В камере Илья вновь погрузился в горестные размышления, хотя свидание с матерью ободрило его. Он теперь не чувствовал себя наглухо изолированным от близких и дорогих ему людей — от родных, друзей и товарищей по борьбе. Он знал, что мать передаст им все, что он успел сказать ей, и они не усомнятся в его выдержке. Однако он понимал и чувствовал, как тяжко переживает мать случившееся с ним, какое горе принес он в ее и без того безрадостную жизнь, какой неотвратимый удар ждет ее впереди. Там, во время свидания с матерью, он сперва намеренно, а потом и невольно забыл о грозящей ему расправе. Теперь он вновь вернулся мыслями к тому, что его ожидает, и само свидание с матерью внезапно представилось ему прощальным, милостиво разрешенным палачами, уже предрешившими его судьбу.
Подошло время обеда. Получив свою порцию, Илья нехотя принялся за еду, отломив кусок сухой, как отслужившая свой срок оконная замазка, мамалыги. Внутри торчала бумажка, очень похожая на туго свернутую цигарку. Илья рассердился, подумав, что ее обронили в котел нерадивые пекари. Но, приглядевшись как следует, заметил, что в этой трубке нет табака. Он быстро раскрутил бумажку и повернулся спиной к двери, чтобы не увидел охранник, если ненароком заглянет в глазок. Маленькими, едва различимыми печатными буквами на бумажке было написано от руки:
«Братья узники! Товарищи Никулеску и Коган до сих пор не возвращены в камеры. После избиения палачи доставили в лазарет только Никулеску. Где Коган, не известно. Их жизнь в опасности! Необходимо протестовать, потребовать возвращения их в камеры. Ждите сигнала для выступления. Будьте солидарны в борьбе за правое дело!»
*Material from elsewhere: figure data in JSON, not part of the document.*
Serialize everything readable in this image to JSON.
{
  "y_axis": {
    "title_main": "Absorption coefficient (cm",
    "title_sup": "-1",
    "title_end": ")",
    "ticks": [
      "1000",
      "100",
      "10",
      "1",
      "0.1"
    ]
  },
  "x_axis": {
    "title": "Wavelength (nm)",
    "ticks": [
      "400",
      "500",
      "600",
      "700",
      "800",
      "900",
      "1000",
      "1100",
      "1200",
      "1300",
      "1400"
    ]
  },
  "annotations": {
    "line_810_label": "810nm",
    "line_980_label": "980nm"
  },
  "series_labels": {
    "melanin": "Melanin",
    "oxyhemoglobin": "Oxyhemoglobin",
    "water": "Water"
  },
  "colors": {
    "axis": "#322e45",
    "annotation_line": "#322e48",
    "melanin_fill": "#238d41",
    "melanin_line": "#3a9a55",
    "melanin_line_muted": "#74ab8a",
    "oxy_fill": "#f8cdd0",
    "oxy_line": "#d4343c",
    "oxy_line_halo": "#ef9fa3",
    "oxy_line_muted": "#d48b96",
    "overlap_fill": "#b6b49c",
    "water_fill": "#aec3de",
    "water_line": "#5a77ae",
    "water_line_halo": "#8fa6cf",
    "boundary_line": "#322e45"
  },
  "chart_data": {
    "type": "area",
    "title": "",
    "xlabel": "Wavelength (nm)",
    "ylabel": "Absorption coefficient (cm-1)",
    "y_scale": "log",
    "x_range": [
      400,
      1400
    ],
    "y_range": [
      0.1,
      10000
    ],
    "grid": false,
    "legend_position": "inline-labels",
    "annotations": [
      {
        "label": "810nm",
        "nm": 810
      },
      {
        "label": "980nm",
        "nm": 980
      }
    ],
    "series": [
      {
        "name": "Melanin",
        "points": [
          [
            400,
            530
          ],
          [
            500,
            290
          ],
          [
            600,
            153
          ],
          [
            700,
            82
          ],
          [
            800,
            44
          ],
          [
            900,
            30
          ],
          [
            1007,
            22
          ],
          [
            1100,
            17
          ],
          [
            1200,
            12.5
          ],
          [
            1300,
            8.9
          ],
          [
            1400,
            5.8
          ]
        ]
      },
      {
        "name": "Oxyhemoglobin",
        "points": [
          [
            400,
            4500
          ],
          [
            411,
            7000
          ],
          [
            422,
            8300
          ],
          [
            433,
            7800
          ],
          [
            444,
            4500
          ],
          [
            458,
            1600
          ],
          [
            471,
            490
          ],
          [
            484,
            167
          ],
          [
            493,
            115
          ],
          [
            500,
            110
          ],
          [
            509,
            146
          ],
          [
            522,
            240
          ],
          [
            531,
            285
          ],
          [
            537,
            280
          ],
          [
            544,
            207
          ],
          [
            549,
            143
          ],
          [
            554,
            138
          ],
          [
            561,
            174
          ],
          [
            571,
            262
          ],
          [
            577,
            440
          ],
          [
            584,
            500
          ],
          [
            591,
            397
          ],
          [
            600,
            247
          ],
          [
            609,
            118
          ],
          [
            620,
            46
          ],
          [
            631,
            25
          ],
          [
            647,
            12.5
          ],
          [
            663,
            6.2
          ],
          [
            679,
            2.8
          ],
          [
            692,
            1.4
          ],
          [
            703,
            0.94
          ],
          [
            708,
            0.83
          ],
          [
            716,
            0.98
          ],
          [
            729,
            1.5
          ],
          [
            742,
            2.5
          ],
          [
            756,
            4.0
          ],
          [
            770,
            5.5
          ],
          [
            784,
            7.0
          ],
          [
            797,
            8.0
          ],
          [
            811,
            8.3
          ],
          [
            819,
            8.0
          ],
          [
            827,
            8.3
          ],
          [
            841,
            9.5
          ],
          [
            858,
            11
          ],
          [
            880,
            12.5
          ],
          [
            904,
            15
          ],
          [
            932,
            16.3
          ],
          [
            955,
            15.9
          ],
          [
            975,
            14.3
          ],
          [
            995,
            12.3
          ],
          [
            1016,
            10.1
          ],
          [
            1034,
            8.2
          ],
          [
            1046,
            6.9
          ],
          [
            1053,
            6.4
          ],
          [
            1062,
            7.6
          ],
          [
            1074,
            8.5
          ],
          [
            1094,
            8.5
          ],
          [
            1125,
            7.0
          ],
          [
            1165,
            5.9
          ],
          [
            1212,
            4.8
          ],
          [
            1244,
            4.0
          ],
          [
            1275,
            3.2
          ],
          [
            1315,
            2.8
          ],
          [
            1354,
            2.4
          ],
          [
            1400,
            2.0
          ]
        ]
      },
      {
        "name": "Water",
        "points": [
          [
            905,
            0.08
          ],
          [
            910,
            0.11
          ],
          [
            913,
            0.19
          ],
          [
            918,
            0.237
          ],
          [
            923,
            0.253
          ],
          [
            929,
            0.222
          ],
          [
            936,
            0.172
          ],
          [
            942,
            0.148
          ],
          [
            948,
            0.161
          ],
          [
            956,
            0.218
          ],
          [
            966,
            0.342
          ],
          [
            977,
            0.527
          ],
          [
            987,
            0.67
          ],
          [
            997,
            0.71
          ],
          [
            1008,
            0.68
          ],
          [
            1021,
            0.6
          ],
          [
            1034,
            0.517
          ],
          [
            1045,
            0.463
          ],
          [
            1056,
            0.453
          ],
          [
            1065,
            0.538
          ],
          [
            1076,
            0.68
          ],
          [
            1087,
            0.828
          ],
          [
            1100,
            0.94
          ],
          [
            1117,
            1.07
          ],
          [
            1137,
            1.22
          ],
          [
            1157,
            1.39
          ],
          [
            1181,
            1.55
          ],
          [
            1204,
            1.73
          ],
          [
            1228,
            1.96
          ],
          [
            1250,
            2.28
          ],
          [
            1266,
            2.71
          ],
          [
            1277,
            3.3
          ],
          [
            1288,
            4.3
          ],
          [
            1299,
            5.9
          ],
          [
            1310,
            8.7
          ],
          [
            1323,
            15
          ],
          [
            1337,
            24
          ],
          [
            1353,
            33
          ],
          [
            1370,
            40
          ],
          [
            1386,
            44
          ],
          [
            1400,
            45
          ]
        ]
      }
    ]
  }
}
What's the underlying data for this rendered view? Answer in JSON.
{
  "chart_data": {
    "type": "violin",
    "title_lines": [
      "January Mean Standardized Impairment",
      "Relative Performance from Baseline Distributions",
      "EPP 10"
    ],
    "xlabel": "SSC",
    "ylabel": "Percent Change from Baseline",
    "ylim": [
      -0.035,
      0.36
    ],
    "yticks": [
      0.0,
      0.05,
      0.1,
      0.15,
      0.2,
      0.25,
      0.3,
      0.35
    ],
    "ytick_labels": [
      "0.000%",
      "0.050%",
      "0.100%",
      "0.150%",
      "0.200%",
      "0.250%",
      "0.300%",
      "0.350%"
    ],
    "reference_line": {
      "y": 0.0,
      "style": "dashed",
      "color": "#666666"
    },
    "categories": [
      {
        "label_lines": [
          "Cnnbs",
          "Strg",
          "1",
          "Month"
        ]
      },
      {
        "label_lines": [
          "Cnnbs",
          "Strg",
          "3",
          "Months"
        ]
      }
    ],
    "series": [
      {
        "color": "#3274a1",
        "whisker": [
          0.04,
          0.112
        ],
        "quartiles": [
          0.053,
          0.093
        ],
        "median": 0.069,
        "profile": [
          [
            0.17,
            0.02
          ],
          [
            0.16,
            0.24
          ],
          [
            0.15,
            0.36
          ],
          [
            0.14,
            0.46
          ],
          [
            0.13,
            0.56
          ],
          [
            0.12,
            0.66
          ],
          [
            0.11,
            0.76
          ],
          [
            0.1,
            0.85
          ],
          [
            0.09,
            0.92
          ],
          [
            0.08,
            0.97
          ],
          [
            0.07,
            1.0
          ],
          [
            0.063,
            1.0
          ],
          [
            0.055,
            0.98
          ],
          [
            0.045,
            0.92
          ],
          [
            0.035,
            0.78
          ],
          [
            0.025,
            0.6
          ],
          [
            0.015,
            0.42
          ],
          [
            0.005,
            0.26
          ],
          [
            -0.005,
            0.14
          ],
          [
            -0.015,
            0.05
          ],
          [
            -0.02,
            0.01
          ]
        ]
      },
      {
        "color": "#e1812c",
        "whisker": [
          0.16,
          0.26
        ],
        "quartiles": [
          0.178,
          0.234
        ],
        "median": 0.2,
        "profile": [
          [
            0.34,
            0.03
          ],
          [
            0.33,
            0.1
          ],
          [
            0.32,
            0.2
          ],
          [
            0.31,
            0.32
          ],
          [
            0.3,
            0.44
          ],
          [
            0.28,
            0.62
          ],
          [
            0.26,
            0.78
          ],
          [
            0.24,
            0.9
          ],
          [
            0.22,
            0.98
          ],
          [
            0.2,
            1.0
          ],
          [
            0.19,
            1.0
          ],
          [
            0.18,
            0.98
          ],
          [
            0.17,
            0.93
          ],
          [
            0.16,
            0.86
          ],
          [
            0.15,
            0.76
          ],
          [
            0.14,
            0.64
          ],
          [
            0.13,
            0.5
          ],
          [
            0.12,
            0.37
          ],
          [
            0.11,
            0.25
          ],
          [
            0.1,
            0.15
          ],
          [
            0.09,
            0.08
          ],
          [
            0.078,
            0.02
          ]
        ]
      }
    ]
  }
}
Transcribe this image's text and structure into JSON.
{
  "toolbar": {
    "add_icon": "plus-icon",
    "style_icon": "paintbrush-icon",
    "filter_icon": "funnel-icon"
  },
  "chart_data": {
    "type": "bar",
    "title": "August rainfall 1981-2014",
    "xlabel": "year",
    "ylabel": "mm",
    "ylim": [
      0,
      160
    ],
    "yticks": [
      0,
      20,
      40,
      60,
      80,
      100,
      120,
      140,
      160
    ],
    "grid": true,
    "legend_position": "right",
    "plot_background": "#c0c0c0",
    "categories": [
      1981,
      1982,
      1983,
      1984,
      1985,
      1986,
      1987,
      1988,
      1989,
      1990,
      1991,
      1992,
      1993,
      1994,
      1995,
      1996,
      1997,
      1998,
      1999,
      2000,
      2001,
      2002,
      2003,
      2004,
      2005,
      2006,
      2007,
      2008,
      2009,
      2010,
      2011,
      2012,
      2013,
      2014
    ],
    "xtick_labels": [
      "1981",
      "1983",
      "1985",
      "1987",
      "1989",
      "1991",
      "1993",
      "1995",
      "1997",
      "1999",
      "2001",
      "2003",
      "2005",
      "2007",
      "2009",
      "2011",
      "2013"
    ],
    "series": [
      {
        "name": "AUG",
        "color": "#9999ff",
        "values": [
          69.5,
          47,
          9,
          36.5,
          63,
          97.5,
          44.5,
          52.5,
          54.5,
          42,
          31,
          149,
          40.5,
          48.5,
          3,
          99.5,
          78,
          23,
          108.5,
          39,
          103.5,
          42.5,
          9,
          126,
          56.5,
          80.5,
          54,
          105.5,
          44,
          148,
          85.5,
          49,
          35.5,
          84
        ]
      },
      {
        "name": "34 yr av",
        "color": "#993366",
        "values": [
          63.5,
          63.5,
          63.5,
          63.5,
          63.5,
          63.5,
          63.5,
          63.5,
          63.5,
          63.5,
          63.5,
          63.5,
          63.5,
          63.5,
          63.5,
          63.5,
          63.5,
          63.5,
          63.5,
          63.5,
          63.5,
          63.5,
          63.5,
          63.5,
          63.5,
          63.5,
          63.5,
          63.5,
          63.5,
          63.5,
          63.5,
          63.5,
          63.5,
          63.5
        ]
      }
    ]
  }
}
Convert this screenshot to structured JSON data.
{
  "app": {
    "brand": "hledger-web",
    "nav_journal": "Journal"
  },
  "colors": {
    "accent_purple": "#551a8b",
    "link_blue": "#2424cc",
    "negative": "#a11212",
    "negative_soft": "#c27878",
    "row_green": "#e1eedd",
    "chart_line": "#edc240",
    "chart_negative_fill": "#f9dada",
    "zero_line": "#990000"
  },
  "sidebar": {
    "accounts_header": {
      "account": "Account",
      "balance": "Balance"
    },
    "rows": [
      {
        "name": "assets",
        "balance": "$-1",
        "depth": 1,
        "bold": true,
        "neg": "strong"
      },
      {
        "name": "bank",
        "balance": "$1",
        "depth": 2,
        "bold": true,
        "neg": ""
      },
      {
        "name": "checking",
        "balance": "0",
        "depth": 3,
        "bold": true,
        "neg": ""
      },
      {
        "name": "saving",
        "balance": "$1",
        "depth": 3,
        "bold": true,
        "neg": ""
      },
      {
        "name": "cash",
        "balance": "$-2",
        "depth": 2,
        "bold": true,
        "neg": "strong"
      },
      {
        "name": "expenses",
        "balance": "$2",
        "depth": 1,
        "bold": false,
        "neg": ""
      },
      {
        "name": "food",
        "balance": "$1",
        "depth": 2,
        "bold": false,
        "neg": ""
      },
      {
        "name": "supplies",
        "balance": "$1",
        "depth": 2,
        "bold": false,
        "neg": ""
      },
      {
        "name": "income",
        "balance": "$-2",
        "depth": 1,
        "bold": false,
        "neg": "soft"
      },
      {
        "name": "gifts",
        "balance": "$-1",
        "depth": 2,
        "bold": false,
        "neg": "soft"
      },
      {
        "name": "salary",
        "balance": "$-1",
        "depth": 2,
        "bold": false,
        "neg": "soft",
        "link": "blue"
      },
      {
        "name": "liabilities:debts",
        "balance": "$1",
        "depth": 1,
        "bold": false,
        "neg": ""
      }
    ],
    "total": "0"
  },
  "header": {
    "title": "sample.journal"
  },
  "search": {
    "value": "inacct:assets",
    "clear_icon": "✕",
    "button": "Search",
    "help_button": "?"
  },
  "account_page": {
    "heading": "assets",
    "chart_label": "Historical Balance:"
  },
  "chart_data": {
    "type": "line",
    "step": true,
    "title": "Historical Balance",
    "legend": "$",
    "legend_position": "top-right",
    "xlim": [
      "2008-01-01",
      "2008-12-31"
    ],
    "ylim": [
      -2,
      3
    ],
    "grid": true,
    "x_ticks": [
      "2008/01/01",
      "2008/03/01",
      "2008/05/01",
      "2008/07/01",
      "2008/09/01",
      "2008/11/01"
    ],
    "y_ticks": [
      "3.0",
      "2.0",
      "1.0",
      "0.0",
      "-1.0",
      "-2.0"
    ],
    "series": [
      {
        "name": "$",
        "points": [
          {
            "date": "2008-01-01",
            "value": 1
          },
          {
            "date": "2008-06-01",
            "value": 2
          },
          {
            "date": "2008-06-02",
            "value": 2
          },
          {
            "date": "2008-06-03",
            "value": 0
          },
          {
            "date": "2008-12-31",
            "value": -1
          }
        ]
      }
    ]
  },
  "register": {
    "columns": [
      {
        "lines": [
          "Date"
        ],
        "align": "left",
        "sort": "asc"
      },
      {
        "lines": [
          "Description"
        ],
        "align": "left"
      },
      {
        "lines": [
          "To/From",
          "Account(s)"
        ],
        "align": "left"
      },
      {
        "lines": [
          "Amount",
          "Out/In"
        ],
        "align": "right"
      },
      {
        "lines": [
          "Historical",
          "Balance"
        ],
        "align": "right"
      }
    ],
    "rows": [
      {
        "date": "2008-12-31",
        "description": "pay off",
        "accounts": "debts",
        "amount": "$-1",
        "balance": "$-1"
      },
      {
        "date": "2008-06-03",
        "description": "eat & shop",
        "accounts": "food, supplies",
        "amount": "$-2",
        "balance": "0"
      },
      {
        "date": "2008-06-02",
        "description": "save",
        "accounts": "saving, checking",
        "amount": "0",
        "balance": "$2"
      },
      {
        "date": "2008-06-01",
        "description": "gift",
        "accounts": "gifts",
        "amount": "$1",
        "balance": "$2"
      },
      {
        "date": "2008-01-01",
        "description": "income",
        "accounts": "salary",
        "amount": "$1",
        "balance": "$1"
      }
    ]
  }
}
Томов читал и перечитывал крохотную листовку, пока не заучил ее содержание наизусть. Наконец он тщательно свернул бумажку и едва успел сунуть ее под тюфяк, как загремела перекладина, дверь распахнулась и охранник скомандовал:
— Встать!
Томов выпрямился по стойке «смирно». В камеру вошел Солокану. На нем был, как и при первом допросе, темно-коричневый костюм с широкой черной лентой поперек лацкана. Вслед за ним дежурный внес стул и тут же удалился, закрыв за собой дверь.
Солокану сел, положил длинные костлявые кисти рук на колени. Его скуластое, еще более осунувшееся с тех пор и побледневшее лицо с неподвижным взглядом помутневших от бессонницы глаз и синеватыми дряблыми мешками под ними казалось Томову неживым, слепленным из воска.
Боясь нарушить зловещую тишину, воцарившуюся в камере и коридоре с момента появления здесь инспектора, Томов стоял не шевелясь, опасался даже переступить с ноги на ногу и лишь изредка глубоко вздыхал, стараясь успокоить бившееся сердце. Ему казалось, что этот изощренный в пытках королевский опричник пришел привести в исполнение свою угрозу и медлит, молчит только из желания насладиться душевными муками своей жертвы.
Между тем мозг и душу Солокану еще больше, чем во время первого посещения Томова в тюрьме, раздирали противоречивые мысли и чувства. Еще сильнее, чем тогда, он страдал от сознания, что те, кому он служил верой и правдой, кому отдал лучшие годы жизни, силы и здоровье, нанесли ему жестокий удар в спину. Теперь ему стало ясно, что главными виновниками убийства дочери были не непосредственные исполнители преступления, потерявшие право называться людьми, а те, кто считал железногвардейцев надеждой и опорой страны. Их оберегали и лелеяли с монаршего благословения. Их почитали как националистов и патриотов, лишь изредка одергивая ради внешнего приличия и престижа самодержавия. Ведомство, в деятельности которого инспектор Солокану играл видную роль, намеренно попустительствовало им. Легионерские вожаки прекрасно понимали это. И не случайно именно они были инициаторами поездки Солокану в Берлин для обмена опытом борьбы с коммунистическим подпольем. Тогда он с благодарностью воспринял оказанное ему легионерами доверие. Теперь он понял, что эти люди хотели лишь выдрессировать его, как дрессируют охотничью собаку, превратить в свое послушное орудие, любой ценой заставить делать только то, что отвечает их корыстным, карьеристским целям.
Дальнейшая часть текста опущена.